Paul gazes down the hill to where Micah is huddled with the others at the edge of the crime scene. He stands a good head above the rest, his wet hair gleaming in the light. The cops around him stand rapt, nodding at whatever Micah’s saying. The hometown hero.

“I panicked, okay? When they flipped her over and I saw her face, I panicked. Because you know exactly what would have happened if I’d told them the truth. You know what everyone down there would have thought.”

I do know, because I thought the same thing myself: that’s two dead bodies under the same dock. Four years apart, but still. Surely, surely, that must be a horrible coincidence.

“Just so we’re clear, I’m not mad about the lie per se. When you grow up like Chet and I did, stretching the truth is pretty much the same thing as surviving.”

Yes, sir, our mama will be home later tonight. No, sir, we don’t live here alone. We’re children.

But this wasn’t my lie; it was Paul’s.

If only it had been anyone other than Sam who was doing the asking. Anybody else, and maybe I would have come clean. I could have reminded Paul of their fleeting encounter and everyone would have brushed it off as a blunder.
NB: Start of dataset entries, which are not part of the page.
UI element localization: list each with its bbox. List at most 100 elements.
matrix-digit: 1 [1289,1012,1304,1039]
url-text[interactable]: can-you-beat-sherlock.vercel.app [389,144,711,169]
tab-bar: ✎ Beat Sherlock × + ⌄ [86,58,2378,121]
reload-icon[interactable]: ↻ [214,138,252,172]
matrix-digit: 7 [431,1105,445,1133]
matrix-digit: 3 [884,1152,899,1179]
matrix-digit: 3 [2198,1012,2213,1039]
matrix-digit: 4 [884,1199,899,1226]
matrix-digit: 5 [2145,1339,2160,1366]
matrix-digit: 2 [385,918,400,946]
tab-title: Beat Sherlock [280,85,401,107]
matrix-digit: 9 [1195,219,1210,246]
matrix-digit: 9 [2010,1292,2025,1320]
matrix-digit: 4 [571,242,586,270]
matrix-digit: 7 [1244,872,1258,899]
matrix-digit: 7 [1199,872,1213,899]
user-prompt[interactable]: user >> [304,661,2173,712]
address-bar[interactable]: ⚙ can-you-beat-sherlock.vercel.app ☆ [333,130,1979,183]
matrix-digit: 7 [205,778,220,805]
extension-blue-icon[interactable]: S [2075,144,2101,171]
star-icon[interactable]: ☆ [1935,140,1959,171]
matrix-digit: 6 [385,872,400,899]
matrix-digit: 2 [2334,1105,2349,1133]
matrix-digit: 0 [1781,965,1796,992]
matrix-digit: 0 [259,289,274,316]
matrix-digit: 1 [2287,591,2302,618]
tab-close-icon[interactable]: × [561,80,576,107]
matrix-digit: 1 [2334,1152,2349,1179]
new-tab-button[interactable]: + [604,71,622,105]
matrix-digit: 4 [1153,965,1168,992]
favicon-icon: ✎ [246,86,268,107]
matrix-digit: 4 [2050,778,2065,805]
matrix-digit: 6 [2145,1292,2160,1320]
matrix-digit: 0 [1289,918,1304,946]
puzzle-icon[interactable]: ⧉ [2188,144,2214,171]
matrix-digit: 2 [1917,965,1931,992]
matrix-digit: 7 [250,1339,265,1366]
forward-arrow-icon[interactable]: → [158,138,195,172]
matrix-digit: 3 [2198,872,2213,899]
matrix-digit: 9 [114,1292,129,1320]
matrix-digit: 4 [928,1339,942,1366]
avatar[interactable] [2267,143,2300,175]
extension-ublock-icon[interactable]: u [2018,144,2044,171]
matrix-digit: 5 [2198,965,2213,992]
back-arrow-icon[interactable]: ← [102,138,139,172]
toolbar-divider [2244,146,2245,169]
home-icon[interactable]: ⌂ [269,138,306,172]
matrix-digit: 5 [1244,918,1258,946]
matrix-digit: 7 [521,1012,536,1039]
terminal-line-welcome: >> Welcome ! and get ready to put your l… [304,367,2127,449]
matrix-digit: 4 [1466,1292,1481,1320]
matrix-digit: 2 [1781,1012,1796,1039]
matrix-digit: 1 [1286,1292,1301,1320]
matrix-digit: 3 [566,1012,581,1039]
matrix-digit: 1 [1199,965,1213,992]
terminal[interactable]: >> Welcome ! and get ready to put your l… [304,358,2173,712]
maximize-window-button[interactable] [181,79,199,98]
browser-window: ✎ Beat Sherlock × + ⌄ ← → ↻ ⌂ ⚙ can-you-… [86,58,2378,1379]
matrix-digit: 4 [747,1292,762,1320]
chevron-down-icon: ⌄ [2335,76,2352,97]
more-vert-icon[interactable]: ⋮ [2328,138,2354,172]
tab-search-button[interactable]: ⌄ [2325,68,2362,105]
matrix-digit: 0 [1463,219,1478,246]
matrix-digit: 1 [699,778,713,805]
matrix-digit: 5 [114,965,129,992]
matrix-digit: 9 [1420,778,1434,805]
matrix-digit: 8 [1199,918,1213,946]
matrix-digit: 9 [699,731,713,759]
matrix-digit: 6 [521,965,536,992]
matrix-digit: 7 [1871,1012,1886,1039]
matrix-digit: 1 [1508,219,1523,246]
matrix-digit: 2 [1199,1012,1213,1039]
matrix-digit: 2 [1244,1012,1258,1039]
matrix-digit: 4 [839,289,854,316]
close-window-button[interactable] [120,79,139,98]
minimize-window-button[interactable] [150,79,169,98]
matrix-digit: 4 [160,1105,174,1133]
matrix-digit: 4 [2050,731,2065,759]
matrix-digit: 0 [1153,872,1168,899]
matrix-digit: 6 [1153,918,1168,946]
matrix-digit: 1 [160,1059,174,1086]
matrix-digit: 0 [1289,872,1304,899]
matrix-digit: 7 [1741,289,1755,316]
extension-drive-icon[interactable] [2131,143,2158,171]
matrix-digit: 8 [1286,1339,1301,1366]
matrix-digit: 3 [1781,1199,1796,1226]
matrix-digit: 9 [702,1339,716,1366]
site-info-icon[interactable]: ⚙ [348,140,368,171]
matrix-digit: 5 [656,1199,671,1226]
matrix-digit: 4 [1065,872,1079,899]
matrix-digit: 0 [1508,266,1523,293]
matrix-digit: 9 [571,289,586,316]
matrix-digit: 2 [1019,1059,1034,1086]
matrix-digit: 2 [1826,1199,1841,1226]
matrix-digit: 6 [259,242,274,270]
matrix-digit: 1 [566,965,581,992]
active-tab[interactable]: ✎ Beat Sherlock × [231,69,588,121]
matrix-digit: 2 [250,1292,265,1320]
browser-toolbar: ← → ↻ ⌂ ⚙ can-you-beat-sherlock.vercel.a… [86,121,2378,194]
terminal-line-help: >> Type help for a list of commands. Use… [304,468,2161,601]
But it wasn’t anyone else; it was Sam. Sam with his pursed lips and squinty eyes. With his silent judgment and retracted friendship. A year ago, he was capping off his workday with a glass of iced tea on my front step, and now suddenly I’m Mrs. Keller.

I reach out, touch Paul’s sleeve. “Paul, who was that woman? What did she say to you yesterday?”

He sighs, a rush of breath I can feel on my forehead. “Can we finish this upstairs? I really could use a shower.”

He really could. The cut on his forehead needs a good, deep scrubbing before it scabs over, and I can’t tell if the mud from his slide down Fontana Ridge is dried or just frozen. He smells like cold and earth and sweat.

I point him to the outdoor staircase that leads to the mudroom—the route we usually take to the house. “I’ll meet you up there. I need to open the downstairs first.”

Paul heads for the stairs, and I step around the outdoor furniture and tap in the code on the pad next to the basement door, a feature I’ve never once used until now. This door is one we usually unlock from inside, sliding the glass panels back into deep pockets that disappear into the walls and turn the indoors into outside. This entire level is made for summertime entertaining—a kitchen and fully stocked bar, a TV screen as big as the wall, his-and-hers powder rooms and a walk-in shower big enough for twenty people. In a stroke of genius, Paul painted the ceilings on the overhang a metallic bronze, so when the sun hits the lake just right, it bathes everything in an orange glow.